Key findings and implications for clinical NLP include:

  • General-Purpose LLM Viability: Large, instruction-tuned models such as LLaMA-4 can effectively serve as scalable baselines for specialized extraction when combined with structured input formats and minimal exemplar guidance.
  • Context Window Utility: The ability to process 8,192 tokens enables handling extended clinical dialogues with multiple orders and long chains of reasoning.

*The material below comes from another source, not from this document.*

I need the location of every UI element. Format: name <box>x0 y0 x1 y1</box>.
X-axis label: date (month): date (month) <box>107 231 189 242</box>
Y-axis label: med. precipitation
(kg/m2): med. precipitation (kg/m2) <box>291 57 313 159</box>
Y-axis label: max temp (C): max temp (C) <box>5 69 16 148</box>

  • Prompt Engineering Impact: Schema-constrained prompt design, coupled with exemplification, is essential for high-fidelity extraction in the absence of domain-specific supervision.
  • Research Gaps: Future directions should focus on enriching the model’s ability to parse and aggregate implicit clinical reasoning, as well as robust, multi-turn evidence collection.
  • Adoption Barriers: The need for precise provenance and justification extraction remains a critical bottleneck; ongoing research may integrate retrieval-based models and domain-adaptive training to close this gap.

The MEDIQA-OE 2025 Shared Task demonstrates that prompt-guided, large general-purpose LLMs are practical baselines for conversational medical order extraction, but also delineates the challenges that remain, particularly in the areas of implicit reasoning and provenance mapping (Karim et al., 12 Oct 2025).